A modest presence at Trafalgar Square marks twelve years since the opening of the merciless Guantanamo Bay

It has been 12 horrid years since Guantanamo Bay, a high security jailhouse in Cuba, opened. Since 2002 it has been the hellhole for 158 men who have been detained and subjected to inhumane treatment.  84 inmates have been cleared for release and face no charges or no trial, yet are still there. 46 prisoners have been approved for indefinite detention without trail. Seven have died in suspicious circumstances. For the last year a hunger strike is still ongoing.  Many prisoners see their only way out is to leave in a coffin.

"They now punish us by force-feeding and they punish you with hyperthermia, all because we called for justice.  Yet justice will be restored. Justice must be restored”

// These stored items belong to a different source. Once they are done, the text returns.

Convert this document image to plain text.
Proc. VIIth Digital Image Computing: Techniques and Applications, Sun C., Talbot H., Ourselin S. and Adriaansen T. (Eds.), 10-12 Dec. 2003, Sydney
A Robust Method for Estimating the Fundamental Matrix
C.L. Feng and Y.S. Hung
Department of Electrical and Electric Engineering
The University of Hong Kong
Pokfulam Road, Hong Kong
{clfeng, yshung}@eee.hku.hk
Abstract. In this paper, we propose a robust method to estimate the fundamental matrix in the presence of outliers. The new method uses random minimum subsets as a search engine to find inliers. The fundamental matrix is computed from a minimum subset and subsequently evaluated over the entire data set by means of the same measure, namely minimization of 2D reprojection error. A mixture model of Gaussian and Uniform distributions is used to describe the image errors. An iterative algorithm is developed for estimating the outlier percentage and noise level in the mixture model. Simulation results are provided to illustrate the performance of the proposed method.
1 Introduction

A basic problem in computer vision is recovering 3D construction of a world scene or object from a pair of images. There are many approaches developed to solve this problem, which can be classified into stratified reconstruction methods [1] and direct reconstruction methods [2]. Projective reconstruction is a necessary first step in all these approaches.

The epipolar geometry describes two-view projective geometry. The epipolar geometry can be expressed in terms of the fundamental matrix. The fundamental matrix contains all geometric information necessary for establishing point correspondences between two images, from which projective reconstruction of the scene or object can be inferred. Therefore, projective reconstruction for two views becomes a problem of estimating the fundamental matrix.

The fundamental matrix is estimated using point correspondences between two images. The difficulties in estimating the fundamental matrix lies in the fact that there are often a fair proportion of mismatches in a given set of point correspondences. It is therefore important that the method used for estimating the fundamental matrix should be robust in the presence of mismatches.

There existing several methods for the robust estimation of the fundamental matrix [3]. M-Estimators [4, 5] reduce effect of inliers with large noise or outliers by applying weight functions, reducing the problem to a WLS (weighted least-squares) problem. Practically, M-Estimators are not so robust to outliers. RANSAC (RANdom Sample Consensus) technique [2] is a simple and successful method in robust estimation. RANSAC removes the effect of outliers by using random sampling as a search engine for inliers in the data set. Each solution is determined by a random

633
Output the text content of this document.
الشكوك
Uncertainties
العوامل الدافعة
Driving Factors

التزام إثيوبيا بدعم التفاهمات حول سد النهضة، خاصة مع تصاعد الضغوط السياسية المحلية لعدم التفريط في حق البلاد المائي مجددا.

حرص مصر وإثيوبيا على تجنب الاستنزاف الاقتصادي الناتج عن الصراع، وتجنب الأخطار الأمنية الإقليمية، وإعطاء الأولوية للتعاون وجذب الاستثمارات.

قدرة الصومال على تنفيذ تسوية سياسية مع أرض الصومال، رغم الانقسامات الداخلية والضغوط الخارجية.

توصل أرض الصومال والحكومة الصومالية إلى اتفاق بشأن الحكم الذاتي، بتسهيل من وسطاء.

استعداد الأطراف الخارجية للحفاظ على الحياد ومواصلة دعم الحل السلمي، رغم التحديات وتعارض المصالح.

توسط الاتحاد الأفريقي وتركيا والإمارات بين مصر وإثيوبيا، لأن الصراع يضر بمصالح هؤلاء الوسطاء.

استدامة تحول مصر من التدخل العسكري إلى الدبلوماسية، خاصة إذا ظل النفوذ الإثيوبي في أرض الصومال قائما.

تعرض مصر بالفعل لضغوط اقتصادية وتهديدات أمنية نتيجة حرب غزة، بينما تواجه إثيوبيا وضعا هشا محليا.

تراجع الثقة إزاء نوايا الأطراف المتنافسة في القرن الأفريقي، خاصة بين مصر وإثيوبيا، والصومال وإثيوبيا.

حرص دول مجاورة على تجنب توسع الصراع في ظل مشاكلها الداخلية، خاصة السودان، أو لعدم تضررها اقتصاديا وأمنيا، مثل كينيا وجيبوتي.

A small presence at Trafalgar Square on Saturday 11th January 2014 marked the 12th anniversary. One speaker who attended the demonstration was a former SAS soldier called Ben Griffin who famously spoke out against the Iraq war, who refused to return to Iraq and left the Army, citing not only the "illegal" tactics of United States troops and the policies of coalition forces but also that the invasion itself was contrary to international law.  Ben is now a coordinator of Veterans For Peace UK, he said: “In the operations I was involved in Iraq, I estimated that only about 10% of the people that were picked up and put into custody were guilty of anything or involved in the insurgency.  I later found out through an American veteran called Joshua Casteel, an interrogator in Abu Ghraib, that they assessed less than five per cent of the people we picked up were involved in the insurgency, and that those numbers count in all those theatres in all these prisons camps: so of all the people in Guantanamo Bay, the people in Bagram, people in Special Forces bases, only are a tiny percentage of them were involved in what we call terrorist and insurgent activity.”

Shaker Aamer is one Guantanamo prisoner, whose dreams of doing charity work in Afghanistan turned into a living nightmare.  Shaker managed to get his words read out by a human rights lawyer at the demo in Trafalgar Square on SaturdayShaker has served 12 years at Guantanamo: It will soon be 12 years that I have been at Guantanamo.  I write on the day my youngest child was born, the 14th February 2002, even then I already spent two months in US captivity undergoing terrible mistreatment these are 12 years that are forever lost. I am on hunger strike once more.  The US military wants to repress the truth about Guantanamo, but the truth will always come out. The cells are made of steel and the metal chills the bones as if you are trying to sleep in a refrigerator. They now punish us by force-feeding and they punish you with hyperthermia, all because we called for justice.  Yet justice will be restored. Justice must be restored”.